The much-anticipated Mace-Templeton fight turned out to be little more than a proxy war between McCarthy and Mace, with little difference between the two candidates when it came to the issues at stake.
But the fight turned ugly. Mr. Mace called Mr. Templeton, a former state government official, a “puppet” of the former speaker. Mr. Templeton said Mr. Mace was always “shifting his attitude for fame.” And just days before the primary, Mr. Templeton spread allegations that Mr. Mace had sought excessive reimbursement from a taxpayer-funded program that allows lawmakers to seek reimbursement for expenses incurred in Washington.
Since his firing, McCarthy has made little attempt to hide his characteristically intense hatred for Mace. “I hope that Nancy gets the help that she needs, I really do,” he told reporters in February. “I just hope that she gets the help she needs to rebuild her life, because she has a lot going for her.”
Mace said he had no regrets about voting to oust McCarthy, but acknowledged that when he cast his vote last October he had no idea how decisive it would turn out to be.

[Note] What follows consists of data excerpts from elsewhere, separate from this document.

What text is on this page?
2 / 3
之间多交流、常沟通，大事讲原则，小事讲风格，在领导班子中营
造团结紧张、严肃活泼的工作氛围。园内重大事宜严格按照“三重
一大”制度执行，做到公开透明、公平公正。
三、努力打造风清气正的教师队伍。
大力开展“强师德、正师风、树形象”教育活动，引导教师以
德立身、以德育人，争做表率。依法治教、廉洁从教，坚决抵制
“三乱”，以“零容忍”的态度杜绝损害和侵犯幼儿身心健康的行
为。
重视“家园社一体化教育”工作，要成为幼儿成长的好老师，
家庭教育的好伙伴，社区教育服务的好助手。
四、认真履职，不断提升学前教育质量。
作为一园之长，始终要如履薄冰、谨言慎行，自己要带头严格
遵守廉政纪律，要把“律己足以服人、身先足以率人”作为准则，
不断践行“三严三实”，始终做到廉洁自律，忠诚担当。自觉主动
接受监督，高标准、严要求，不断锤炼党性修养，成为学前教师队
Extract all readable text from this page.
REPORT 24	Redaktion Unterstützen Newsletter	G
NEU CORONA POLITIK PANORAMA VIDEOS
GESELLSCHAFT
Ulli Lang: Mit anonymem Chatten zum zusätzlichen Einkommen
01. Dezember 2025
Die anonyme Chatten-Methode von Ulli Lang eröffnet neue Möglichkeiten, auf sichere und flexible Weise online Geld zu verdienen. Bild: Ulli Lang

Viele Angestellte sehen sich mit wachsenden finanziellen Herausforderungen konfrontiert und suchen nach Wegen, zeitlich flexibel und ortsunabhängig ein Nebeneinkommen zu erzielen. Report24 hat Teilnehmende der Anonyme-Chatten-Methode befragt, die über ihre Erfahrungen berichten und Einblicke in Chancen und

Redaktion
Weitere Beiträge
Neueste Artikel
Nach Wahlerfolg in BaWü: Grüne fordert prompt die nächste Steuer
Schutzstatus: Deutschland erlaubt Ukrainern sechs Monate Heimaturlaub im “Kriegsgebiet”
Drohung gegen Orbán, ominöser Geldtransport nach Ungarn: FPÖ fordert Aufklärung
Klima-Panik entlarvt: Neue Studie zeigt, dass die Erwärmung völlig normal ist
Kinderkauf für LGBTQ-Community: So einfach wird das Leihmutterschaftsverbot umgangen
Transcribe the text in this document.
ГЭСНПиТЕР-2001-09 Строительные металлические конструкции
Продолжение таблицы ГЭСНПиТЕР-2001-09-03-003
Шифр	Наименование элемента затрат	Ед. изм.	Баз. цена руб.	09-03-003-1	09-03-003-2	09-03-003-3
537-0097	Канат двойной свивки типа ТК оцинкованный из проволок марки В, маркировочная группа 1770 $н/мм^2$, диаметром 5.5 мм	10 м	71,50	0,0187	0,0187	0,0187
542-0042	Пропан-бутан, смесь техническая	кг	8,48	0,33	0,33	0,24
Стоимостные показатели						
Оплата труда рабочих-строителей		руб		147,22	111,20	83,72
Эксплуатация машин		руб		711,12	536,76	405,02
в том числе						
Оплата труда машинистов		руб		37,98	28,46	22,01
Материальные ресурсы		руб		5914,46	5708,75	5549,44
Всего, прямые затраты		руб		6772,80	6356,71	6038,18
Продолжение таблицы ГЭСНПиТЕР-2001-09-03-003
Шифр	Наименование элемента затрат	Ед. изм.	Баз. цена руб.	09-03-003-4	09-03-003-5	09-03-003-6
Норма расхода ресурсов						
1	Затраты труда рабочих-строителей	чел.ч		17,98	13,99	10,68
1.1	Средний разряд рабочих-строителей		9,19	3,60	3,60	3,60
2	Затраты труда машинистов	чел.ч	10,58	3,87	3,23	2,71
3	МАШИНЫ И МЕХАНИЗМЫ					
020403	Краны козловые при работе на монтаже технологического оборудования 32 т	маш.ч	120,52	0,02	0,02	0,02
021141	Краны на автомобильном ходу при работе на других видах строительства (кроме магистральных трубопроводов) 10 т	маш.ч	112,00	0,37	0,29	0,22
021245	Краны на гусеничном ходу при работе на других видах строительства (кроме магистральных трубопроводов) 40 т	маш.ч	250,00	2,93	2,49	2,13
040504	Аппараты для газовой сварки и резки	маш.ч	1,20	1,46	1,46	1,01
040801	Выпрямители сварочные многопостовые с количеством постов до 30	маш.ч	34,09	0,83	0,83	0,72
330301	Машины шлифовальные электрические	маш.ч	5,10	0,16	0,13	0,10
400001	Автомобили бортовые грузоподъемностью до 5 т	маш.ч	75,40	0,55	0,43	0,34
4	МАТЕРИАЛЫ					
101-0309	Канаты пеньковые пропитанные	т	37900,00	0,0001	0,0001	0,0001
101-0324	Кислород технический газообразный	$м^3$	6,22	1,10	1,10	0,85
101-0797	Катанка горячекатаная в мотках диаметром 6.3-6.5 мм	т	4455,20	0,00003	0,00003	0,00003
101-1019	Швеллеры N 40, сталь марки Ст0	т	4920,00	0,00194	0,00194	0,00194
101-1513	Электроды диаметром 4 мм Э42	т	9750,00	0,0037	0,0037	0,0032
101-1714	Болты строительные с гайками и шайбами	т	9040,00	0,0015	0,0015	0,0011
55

House Speaker Mike Johnson, who has unsuccessfully lobbied lawmakers to end efforts to unseat incumbent Republicans, appeared at a headlining fundraiser for Mace in Washington. “He's operating from a place of principle and honor,” Mace said.
Mace is not expected to fight a tough fight in the November general election, and his district is rated Republican by the nonpartisan Cook Political Report.
“Even if I won by the biggest margin ever, I wouldn't change a thing,” she said just hours before polls closed.